Linking the developing brain with individual differences in clinical and demographic traits is challenging due to the substantial interindividual heterogeneity of brain anatomy and organization. Here we employ an integrative approach that parses individual differences in both cortical thickness and common genetic variants, and assess their effects on a wide set of childhood traits. The approach uses a linear mixed model framework to obtain the unique effects of each type of similarity, as well as their covariance. We employ this approach in a sample of 7760 unrelated children in the ABCD cohort baseline sample (mean age 9.9, 46.8% female). In general, associations between cortical thickness similarity and traits were limited to anthropometrics such as height, weight, and birth weight, as well as a marker of neighborhood socioeconomic conditions. Common genetic variants explained significant proportions of variance across nearly all included outcomes, although estimates were somewhat lower than previous reports. No significant covariance of the effects of genetic and cortical thickness similarity was found. The present findings highlight the connection between anthropometrics as well as neighborhood socioeconomic conditions and the developing brain, which appear to be independent from individual differences in common genetic variants in this population-based sample.
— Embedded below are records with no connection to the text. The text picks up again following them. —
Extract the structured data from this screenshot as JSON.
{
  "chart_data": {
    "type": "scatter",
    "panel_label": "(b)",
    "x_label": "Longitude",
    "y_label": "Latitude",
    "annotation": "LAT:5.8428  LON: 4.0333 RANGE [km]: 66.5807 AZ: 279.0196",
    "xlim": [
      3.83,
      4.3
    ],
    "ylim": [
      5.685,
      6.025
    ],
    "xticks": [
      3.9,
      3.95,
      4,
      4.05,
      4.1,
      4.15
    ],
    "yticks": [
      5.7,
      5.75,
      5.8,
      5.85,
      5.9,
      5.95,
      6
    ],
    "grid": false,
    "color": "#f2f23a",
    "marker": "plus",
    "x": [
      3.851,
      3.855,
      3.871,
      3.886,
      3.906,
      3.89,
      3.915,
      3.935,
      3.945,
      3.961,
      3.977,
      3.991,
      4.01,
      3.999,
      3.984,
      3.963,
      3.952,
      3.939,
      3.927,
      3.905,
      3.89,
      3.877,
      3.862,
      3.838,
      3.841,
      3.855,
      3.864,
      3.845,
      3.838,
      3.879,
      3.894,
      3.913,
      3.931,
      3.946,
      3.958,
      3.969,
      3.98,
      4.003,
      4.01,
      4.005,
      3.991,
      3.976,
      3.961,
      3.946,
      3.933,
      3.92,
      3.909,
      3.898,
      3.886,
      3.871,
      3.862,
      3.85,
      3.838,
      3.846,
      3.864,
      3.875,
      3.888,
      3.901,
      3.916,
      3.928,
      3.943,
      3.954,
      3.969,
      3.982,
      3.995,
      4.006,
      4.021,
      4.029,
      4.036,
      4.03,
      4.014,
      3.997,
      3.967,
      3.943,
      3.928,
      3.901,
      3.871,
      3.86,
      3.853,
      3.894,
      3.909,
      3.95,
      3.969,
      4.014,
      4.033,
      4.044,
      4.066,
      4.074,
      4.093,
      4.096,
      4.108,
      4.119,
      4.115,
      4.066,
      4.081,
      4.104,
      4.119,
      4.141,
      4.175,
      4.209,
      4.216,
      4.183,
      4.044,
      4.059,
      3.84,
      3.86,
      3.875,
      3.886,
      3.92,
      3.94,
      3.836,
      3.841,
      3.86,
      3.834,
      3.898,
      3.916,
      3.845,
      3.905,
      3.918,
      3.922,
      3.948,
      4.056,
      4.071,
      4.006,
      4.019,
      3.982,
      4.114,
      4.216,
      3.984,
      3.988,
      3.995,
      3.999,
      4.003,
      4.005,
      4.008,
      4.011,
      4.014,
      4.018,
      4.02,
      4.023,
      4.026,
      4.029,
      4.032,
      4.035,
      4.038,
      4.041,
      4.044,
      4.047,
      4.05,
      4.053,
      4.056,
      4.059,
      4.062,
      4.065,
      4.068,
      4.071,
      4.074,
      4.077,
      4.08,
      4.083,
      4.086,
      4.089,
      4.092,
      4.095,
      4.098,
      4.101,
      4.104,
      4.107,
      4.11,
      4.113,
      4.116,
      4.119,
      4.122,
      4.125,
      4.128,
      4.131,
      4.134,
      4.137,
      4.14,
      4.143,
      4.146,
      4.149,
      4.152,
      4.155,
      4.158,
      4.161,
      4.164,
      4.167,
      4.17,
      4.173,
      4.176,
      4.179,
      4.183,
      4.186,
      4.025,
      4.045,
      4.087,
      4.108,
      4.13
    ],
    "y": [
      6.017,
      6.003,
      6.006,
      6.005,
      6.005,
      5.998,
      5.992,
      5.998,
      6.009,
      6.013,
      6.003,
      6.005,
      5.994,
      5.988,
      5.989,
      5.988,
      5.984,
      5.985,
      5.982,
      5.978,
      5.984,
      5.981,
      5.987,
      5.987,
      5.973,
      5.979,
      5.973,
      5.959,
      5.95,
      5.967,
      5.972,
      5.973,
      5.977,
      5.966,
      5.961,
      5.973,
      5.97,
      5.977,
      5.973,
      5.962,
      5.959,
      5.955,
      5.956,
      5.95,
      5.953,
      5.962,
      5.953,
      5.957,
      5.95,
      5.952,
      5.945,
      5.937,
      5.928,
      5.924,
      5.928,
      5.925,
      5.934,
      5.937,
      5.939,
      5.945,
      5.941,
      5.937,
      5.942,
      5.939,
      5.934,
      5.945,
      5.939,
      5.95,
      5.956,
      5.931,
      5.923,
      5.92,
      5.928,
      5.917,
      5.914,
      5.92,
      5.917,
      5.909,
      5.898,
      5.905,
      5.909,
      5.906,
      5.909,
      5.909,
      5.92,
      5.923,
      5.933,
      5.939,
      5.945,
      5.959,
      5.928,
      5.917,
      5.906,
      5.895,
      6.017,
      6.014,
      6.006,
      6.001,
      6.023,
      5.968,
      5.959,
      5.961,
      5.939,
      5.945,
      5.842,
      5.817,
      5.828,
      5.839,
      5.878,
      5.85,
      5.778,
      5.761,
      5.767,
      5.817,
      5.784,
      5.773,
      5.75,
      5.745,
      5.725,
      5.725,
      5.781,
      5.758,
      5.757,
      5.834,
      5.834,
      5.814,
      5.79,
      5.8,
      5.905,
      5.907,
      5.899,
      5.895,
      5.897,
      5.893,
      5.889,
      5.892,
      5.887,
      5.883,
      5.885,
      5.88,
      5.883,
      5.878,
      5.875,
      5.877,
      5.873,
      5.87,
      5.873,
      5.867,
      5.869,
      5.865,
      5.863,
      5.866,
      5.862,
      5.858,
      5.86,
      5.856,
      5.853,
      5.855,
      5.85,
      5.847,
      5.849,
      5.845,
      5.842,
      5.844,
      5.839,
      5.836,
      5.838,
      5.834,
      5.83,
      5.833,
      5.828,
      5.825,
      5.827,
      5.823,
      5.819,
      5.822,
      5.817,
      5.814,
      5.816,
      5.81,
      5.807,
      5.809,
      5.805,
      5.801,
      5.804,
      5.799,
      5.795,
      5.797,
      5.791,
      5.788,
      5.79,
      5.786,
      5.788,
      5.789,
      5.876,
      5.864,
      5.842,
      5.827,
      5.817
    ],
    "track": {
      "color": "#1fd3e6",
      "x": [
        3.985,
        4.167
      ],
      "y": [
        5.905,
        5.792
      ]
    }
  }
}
由于大脑解剖结构和组织存在巨大的个体异质性，将发育中的大脑与临床和人口特征的个体差异联系起来具有挑战性。在这里，我们采用综合方法来解析皮质厚度和常见遗传变异的个体差异，并评估它们对一系列广泛的童年特征的影响。该方法使用线性混合模型框架来获得每种类型的相似性及其协方差的独特效果。我们在 ABCD 队列基线样本中的 7760 名无关儿童（平均年龄 9.9 岁，46.8% 为女性）中采用了这种方法。一般来说，皮质厚度相似性和性状之间的关联仅限于身高、体重和出生体重等人体测量学，以及社区社会经济条件的标志。常见的遗传变异解释了几乎所有纳入结果的显着差异，尽管估计值略低于之前的报告。没有发现遗传和皮质厚度相似性影响的显着协方差。目前的研究结果强调了人体测量学以及社区社会经济条件与大脑发育之间的联系，这些联系似乎与基于人群的样本中常见遗传变异的个体差异无关。